Just as so many have loved A Song of Ice and Fire without having any investment in the history of the Wars of the Roses, a reader of Van Loo’s history is apt to find it propulsive and engaging without any knowledge of or even interest in the Burgundy of the Late Middle Ages. I was one of those readers: visiting Bruges a few weeks ago, I got chatting with a local on a bridge over the Groenerei one day and he recommended this book to me so heartily that I figured there must be something in it and promptly sought it out. (Only travellers of a certain sort will take the recommendation of a 600-page book of late-medieval history and begin toting a brick-thick hardcover all around the Low Countries in a carry-on already overstuffed with books; I am apparently this sort of traveller.)

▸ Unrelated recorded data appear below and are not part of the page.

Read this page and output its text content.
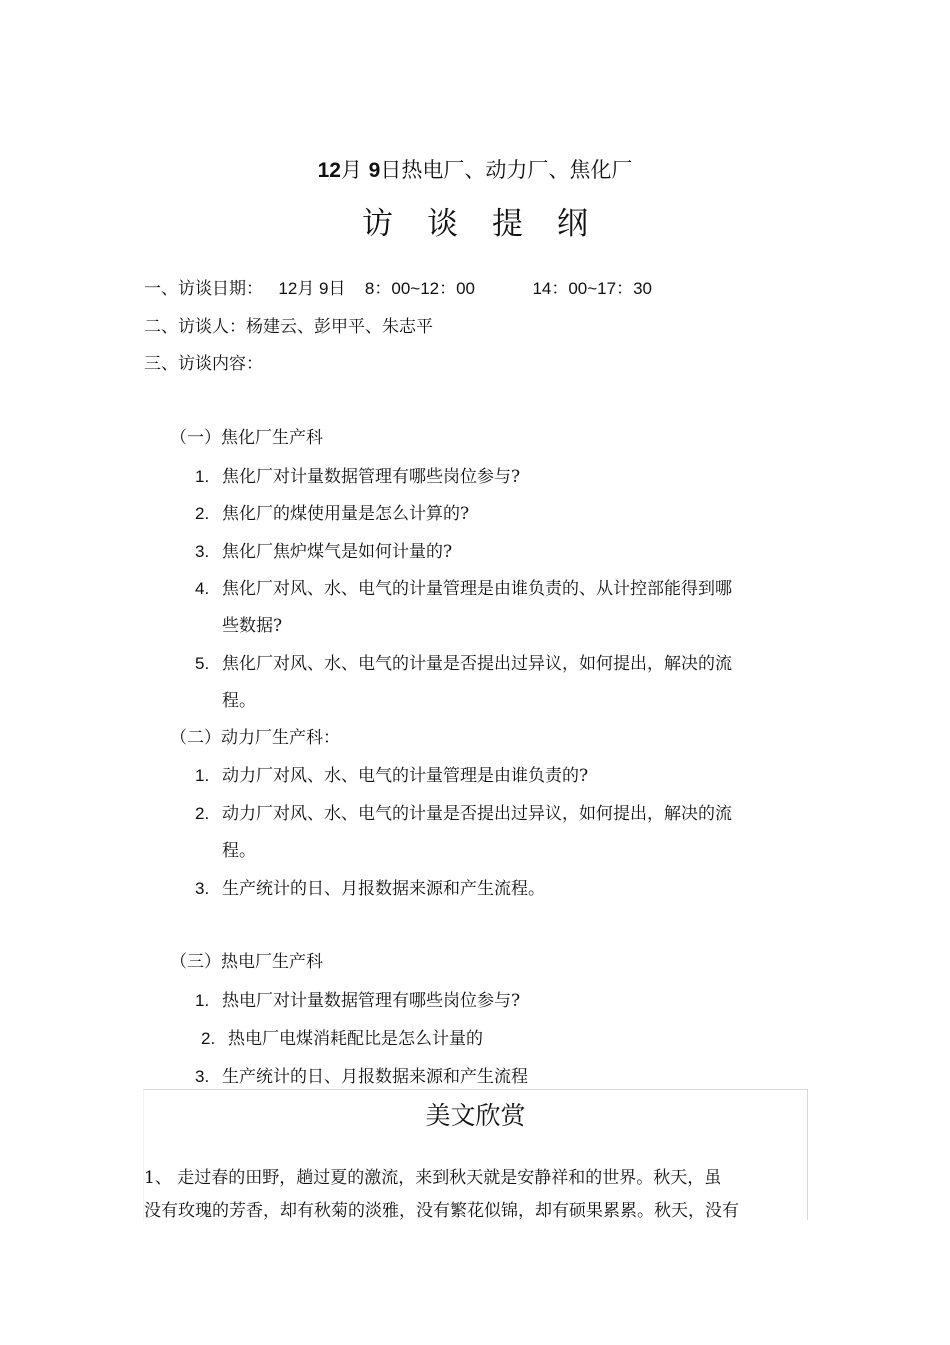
12月 9日热电厂、动力厂、焦化厂
访谈提纲
一、访谈日期： 12月 9日 8：00~12：00	14：00~17：30
二、访谈人：杨建云、彭甲平、朱志平
三、访谈内容：
（一）焦化厂生产科
1. 焦化厂对计量数据管理有哪些岗位参与?
2. 焦化厂的煤使用量是怎么计算的?
3. 焦化厂焦炉煤气是如何计量的?
4. 焦化厂对风、水、电气的计量管理是由谁负责的、从计控部能得到哪
些数据?
5. 焦化厂对风、水、电气的计量是否提出过异议，如何提出，解决的流
程。
（二）动力厂生产科：
1. 动力厂对风、水、电气的计量管理是由谁负责的?
2. 动力厂对风、水、电气的计量是否提出过异议，如何提出，解决的流
程。
3. 生产统计的日、月报数据来源和产生流程。
（三）热电厂生产科
1. 热电厂对计量数据管理有哪些岗位参与?
2. 热电厂电煤消耗配比是怎么计量的
3. 生产统计的日、月报数据来源和产生流程
美文欣赏
1、 走过春的田野，趟过夏的激流，来到秋天就是安静祥和的世界。秋天，虽
没有玫瑰的芳香，却有秋菊的淡雅，没有繁花似锦，却有硕果累累。秋天，没有
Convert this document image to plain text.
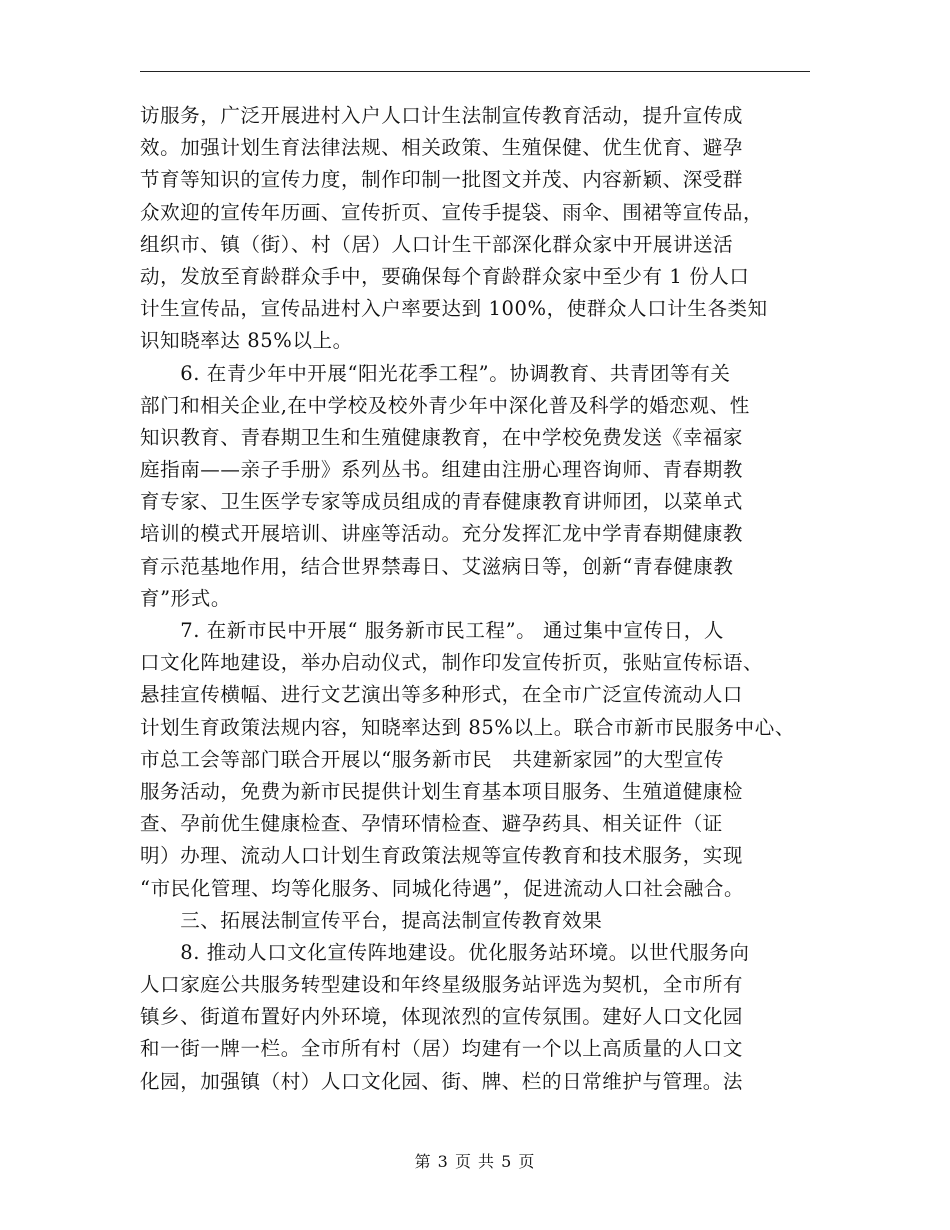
访服务，广泛开展进村入户人口计生法制宣传教育活动，提升宣传成
效。加强计划生育法律法规、相关政策、生殖保健、优生优育、避孕
节育等知识的宣传力度，制作印制一批图文并茂、内容新颖、深受群
众欢迎的宣传年历画、宣传折页、宣传手提袋、雨伞、围裙等宣传品，
组织市、镇（街）、村（居）人口计生干部深化群众家中开展讲送活
动，发放至育龄群众手中，要确保每个育龄群众家中至少有 1 份人口
计生宣传品，宣传品进村入户率要达到 100%，使群众人口计生各类知
识知晓率达 85%以上。
　　6. 在青少年中开展“阳光花季工程”。协调教育、共青团等有关
部门和相关企业,在中学校及校外青少年中深化普及科学的婚恋观、性
知识教育、青春期卫生和生殖健康教育，在中学校免费发送《幸福家
庭指南——亲子手册》系列丛书。组建由注册心理咨询师、青春期教
育专家、卫生医学专家等成员组成的青春健康教育讲师团，以菜单式
培训的模式开展培训、讲座等活动。充分发挥汇龙中学青春期健康教
育示范基地作用，结合世界禁毒日、艾滋病日等，创新“青春健康教
育”形式。
　　7. 在新市民中开展“ 服务新市民工程”。 通过集中宣传日，人
口文化阵地建设，举办启动仪式，制作印发宣传折页，张贴宣传标语、
悬挂宣传横幅、进行文艺演出等多种形式，在全市广泛宣传流动人口
计划生育政策法规内容，知晓率达到 85%以上。联合市新市民服务中心、
市总工会等部门联合开展以“服务新市民　共建新家园”的大型宣传
服务活动，免费为新市民提供计划生育基本项目服务、生殖道健康检
查、孕前优生健康检查、孕情环情检查、避孕药具、相关证件（证
明）办理、流动人口计划生育政策法规等宣传教育和技术服务，实现
“市民化管理、均等化服务、同城化待遇”，促进流动人口社会融合。
　　三、拓展法制宣传平台，提高法制宣传教育效果
　　8. 推动人口文化宣传阵地建设。优化服务站环境。以世代服务向
人口家庭公共服务转型建设和年终星级服务站评选为契机，全市所有
镇乡、街道布置好内外环境，体现浓烈的宣传氛围。建好人口文化园
和一街一牌一栏。全市所有村（居）均建有一个以上高质量的人口文
化园，加强镇（村）人口文化园、街、牌、栏的日常维护与管理。法
第 3 页 共 5 页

The abiding claim here is basically that Burgundy was the seedpod out of which grew not just the present makeup of the Low Countries but indeed much of the rest of the modern European political landscape. I wondered at the outset if this wasn’t perhaps very slightly overstated. But as events unfold, the world-historical dimensions of this period and these figures start to come into view. At one point, in an anecdote about the pre-printing-press bookbinding industry that flourished in wealthy Flanders in the 1460s, suddenly in walks Gutenberg himself. Earlier, amidst all the upheavals of the Hundred Years’ War, we and Philip the Good suddenly find ourselves face to face with Joan of Arc. In the 1490s, in sails Christopher Columbus. And so on—on the historical who’s-who goes. There’s absolutely justification for Van Loo’s claims about Burgundy’s ramification and influence (which won't be news to those who do come to this book with knowledge of the subject, I'm sure). With Charles the Bold and the Burgundians’ eventual entanglement with the Habsburgs and the unification of the Low Countries with Austria and Spain, one sees again and again something special and oddly decisive about this period. As Lenin said, “There are decades when nothing happens; and there are weeks when decades happen.” Far more than a century of history seems to happen in Flanders, in Brabant, in Holland, Hainault, Zeeland, in France, in England, and in the Holy Roman Empire, etc., between the 1360s and the 1460s.